Cristóbal, el de verdad, no sabe bailar, ni cocinar, ése del que hablas en tu relato es el personaje que creaste para escribir sobre nosotros, para mostrarte al mundo como un ingenuo hombre engañado, comprensivo y amoroso.

Ese Cristóbal no existe, o más bien sí, pero olvidaste decir que su mayor virtud es saber engañar con las palabras y no se llama Cristóbal.

A Cristóbal, con el que duermo, no lo amo.
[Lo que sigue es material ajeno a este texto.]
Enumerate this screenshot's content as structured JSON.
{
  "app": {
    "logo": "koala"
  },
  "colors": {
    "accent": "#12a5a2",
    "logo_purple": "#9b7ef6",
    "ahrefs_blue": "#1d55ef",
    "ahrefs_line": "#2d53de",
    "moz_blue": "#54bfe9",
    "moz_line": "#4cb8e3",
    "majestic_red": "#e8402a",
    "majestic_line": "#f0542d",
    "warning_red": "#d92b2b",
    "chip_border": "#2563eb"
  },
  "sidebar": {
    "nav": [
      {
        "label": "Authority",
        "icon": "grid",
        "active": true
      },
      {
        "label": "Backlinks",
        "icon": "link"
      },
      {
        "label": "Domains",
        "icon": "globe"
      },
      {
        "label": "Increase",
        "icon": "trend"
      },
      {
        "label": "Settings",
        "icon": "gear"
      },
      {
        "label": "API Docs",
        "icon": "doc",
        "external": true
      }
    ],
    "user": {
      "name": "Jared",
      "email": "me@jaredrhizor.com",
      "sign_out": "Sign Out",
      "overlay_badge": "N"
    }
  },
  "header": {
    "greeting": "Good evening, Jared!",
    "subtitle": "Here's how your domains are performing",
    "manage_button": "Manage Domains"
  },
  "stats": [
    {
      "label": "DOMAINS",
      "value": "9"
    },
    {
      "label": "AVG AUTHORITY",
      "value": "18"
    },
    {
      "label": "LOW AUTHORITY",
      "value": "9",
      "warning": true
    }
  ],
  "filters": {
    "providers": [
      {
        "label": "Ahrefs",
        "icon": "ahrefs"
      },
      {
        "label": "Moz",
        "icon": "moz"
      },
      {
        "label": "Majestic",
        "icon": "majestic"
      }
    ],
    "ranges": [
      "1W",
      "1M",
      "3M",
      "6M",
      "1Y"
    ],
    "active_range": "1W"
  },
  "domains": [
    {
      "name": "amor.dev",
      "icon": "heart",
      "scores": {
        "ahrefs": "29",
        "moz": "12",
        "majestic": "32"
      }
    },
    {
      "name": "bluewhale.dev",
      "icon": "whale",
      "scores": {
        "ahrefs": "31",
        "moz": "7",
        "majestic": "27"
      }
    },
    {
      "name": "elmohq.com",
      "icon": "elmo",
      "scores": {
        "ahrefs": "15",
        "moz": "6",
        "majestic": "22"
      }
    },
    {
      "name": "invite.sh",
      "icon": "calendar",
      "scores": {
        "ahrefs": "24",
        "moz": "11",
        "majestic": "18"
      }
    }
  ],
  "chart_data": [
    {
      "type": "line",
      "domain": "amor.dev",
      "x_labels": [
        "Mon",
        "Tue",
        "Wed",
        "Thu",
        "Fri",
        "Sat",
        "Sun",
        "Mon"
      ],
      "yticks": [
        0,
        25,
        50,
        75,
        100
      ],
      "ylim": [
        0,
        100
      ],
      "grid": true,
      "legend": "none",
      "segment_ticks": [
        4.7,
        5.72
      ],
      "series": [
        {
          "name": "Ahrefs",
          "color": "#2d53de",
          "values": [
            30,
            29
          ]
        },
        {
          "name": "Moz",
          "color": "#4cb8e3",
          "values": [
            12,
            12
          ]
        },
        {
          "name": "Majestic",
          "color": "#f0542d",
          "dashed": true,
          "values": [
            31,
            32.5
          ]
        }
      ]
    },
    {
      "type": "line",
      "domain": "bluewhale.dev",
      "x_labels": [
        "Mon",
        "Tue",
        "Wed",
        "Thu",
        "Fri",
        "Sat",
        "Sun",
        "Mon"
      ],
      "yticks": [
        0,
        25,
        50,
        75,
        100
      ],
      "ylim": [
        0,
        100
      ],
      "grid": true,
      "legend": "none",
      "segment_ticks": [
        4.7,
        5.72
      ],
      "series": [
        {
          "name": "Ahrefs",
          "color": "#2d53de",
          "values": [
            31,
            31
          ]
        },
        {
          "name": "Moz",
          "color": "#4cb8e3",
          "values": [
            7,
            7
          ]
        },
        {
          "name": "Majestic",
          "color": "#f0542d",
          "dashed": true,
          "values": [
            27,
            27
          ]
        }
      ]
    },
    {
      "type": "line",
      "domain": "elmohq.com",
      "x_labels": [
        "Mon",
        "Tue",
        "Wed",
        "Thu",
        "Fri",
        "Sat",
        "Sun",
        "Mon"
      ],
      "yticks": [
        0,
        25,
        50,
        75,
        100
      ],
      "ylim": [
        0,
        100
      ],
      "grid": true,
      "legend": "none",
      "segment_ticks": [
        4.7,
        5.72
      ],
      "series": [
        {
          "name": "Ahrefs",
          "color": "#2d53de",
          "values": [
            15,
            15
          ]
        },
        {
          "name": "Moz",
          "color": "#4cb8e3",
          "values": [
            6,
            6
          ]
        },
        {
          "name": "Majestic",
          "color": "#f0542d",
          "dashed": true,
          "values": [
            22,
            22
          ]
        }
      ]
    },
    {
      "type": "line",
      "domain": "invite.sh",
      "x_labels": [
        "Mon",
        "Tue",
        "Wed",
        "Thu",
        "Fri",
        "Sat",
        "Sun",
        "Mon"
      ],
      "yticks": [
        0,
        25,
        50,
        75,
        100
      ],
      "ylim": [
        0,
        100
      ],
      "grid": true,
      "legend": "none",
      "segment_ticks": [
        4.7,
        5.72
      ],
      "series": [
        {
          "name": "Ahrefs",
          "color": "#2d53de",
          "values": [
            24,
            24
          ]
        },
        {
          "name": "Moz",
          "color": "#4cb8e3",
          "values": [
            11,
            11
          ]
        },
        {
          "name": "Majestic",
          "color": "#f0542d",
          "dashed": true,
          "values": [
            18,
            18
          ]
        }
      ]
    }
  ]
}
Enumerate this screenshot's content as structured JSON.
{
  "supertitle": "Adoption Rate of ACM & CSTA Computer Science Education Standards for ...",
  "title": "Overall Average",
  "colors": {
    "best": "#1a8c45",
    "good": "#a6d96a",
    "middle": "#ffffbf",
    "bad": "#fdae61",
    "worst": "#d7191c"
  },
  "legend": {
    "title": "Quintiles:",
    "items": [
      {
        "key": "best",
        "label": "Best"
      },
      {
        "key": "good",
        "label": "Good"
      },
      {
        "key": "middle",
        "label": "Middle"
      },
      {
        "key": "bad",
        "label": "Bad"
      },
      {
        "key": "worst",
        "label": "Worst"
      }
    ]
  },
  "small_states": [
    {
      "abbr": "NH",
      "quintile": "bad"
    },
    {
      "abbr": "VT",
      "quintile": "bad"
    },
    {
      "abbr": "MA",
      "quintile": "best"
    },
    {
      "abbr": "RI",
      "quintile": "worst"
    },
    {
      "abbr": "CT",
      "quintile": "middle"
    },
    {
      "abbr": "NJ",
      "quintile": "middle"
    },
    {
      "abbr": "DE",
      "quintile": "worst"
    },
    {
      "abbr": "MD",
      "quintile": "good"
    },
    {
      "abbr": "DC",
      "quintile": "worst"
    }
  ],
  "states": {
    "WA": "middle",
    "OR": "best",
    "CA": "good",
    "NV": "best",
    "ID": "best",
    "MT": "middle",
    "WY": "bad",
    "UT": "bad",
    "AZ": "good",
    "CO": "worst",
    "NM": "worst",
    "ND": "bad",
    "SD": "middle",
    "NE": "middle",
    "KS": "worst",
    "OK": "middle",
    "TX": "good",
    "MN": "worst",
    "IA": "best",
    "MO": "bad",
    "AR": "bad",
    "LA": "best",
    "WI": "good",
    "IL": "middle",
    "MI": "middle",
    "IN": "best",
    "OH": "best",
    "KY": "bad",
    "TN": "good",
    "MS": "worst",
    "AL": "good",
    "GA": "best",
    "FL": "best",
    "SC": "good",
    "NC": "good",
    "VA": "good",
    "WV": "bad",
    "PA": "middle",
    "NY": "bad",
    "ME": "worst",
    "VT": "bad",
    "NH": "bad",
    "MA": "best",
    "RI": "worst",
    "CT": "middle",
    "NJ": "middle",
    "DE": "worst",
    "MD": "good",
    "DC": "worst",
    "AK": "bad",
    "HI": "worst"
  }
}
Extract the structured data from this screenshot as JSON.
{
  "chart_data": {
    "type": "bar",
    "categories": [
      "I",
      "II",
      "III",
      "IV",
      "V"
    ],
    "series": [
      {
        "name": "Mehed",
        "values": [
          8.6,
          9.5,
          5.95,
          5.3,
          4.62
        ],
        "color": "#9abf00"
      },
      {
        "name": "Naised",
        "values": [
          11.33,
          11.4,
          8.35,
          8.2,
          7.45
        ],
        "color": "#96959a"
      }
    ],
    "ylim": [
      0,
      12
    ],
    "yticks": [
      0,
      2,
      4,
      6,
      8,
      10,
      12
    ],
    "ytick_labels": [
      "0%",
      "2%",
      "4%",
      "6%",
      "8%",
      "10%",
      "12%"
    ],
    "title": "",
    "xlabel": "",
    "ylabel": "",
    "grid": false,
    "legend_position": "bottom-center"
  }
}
A ti tampoco, antes sí, cuando te gustaba tomarme de la mano y dar un paseo nocturno en mangas de camisa resistiendo el frío por el puro gusto de sentirte libre, cuando hacías el amor conmigo y no hurgando en mi cabeza para luego darle vida a Esther o a Camila, cuando hablabas conmigo.

Ahora, ya ves, me vengo a enterar de esto por el blog de un tal Ensuncho De La Bárcena, ¿y ése quién es?, ¿otro de los que dicen ser tus amigos? De los que creen que te conocen bien y ni siquiera saben que no te llamas Marcos, que Marcos es solo el personaje que usas para tus historias conmigo y con Cristóbal.

Dime la verdad, ¿le dijiste que en realidad te llamas Paul?

La verdad: Carta a Marcos, Es una nota inesperada que recibe el personaje. Su Autor, nunca sabrá que Gabriela responde su traición revelando su versión propia de la historia.

Norberto Diazgranados, Escritor.

Este es uno de esos casos en los que el autor original deja en libertad su genialidad, y el mundo maravillado de esta responde. No siempre sucede, pero hoy Mónica, haciendo uso de su carisma y creatividad escritora responde con un estilo mordaz que deja muy mal ubicado a Marcos, o debo decir: ¿Paul?

Mi pregunta ahora es: ¿Qué pensará Cristóbal de todo esto?